『シンゴの旅ゆけば~!(107)夜這い棒の話③』

まぁ、こういう話ってのはシラフでするものじゃないからね。例の日本食レストランのオーナーとお酒を飲んでいて、その首から下げているネックレスいいですねと俺が話したことから、そういう流れになったのよ。

ああ、これはな、ここだけの話だけどジュゴンの骨なんだよ。

ジュゴンって、人魚の元になったという動物ですよね。

まぁ、人魚ってのは無理があるけどな。カバみたいだから。今は保護されているけど、昔のパラオ人は食べたそうなんだよ。それで残った骨というのが、とんでもなく硬いそうなんだな。それを加工して、男連中は自分専用の夜這い棒ってのを作っていたらしい。

夜這い棒?うまい棒みたいな感じだな。

昔のパラオには電気がなかったから、夜は真っ暗だ。独身だとか、そうじゃなくても夜の漁に旦那が出ているとかで一人で寝ている女の人の家にな、男がこっそり忍び込むわけよ。

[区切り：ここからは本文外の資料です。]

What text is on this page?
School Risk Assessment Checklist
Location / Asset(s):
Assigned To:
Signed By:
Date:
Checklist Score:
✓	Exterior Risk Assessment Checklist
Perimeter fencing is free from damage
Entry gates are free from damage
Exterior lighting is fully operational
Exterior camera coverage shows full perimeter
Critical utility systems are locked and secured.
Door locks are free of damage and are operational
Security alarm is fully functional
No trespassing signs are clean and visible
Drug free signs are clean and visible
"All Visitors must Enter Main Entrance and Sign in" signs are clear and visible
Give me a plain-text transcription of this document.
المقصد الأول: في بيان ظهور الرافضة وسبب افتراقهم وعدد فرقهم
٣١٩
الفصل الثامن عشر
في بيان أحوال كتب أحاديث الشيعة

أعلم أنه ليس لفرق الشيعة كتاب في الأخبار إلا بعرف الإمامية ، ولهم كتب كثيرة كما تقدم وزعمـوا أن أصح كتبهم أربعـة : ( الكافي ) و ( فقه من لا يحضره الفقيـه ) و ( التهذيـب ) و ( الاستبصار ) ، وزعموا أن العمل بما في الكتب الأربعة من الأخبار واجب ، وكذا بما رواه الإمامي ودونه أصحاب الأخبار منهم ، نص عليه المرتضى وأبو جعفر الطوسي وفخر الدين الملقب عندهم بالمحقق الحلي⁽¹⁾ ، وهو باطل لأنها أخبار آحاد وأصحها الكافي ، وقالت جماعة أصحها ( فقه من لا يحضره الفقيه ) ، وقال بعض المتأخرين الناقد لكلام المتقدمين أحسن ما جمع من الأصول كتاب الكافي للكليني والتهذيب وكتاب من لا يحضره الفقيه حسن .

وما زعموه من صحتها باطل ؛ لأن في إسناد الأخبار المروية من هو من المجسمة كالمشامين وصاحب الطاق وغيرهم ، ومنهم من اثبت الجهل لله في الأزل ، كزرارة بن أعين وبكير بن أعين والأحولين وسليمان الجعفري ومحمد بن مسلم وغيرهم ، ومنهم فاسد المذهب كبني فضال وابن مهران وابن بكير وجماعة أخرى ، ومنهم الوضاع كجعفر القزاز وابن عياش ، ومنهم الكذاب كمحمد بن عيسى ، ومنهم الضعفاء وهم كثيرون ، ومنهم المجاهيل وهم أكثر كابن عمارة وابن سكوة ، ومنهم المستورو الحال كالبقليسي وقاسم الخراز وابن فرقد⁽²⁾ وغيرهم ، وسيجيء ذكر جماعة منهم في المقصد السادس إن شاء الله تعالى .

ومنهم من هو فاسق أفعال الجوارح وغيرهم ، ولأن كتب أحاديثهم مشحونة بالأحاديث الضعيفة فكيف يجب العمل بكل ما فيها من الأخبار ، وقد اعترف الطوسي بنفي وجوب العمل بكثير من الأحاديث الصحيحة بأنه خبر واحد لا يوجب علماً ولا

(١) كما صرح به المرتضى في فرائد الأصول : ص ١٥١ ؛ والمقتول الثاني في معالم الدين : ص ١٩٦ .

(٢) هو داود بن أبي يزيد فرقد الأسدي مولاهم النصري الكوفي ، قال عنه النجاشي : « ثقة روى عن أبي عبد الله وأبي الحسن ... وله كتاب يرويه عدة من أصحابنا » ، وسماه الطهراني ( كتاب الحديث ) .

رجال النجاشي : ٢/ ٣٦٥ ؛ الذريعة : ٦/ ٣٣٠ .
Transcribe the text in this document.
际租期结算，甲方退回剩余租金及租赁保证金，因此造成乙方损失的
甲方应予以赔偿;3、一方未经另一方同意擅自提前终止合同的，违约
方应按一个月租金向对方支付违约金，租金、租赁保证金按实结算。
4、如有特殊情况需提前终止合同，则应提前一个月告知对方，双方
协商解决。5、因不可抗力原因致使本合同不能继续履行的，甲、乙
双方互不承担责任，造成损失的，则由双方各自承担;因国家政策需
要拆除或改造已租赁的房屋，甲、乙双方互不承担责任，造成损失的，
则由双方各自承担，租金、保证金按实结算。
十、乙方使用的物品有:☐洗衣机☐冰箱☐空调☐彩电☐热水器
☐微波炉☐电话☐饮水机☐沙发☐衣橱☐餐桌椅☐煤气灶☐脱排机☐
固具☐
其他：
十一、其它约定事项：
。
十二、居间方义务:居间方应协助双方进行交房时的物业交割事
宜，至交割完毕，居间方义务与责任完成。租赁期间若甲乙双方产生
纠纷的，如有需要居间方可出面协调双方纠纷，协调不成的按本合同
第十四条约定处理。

ワラのような植物で作った小屋で暮らしていたわけだから、そこからこの夜這い棒を差し込んだそうだ。例えば、シンゴの夜這い棒は星の形とか、俺のは三日月型とか、村の女性はみんな知っているから、真っ暗で何も見えなくても棒に触れれば、ああ、あいつが来たなと分かるそうなんだよ。オッケー、おいでということになると棒を引く。いや、あんたはごめんよってことになると、棒を押し返す。そういうシステムになっていて、女性には拒否権があるのよ。

ああ、なるほど。

その話を聞いていたから、お土産物のアクセサリーを作っているオヤジに俺の夜這い棒を作ってもらったのがこれだ。先は太陽の形になっている。いや、もちろん使ったことはないよ。今そんなことしたら逮捕される。

なんとまぁ、おおらかな話ですね。

パラオ航空に乗った時に、この夜這い棒を首から下げていたらな、年配のCAの女性が顔を真っ赤にして控え室に入ってしまってな。他の男性スタッフから、それをしまえ、今すぐしまえって怒られたよ。

そりゃそうですよ。猥褻物陳列罪にあたるでしょうから…。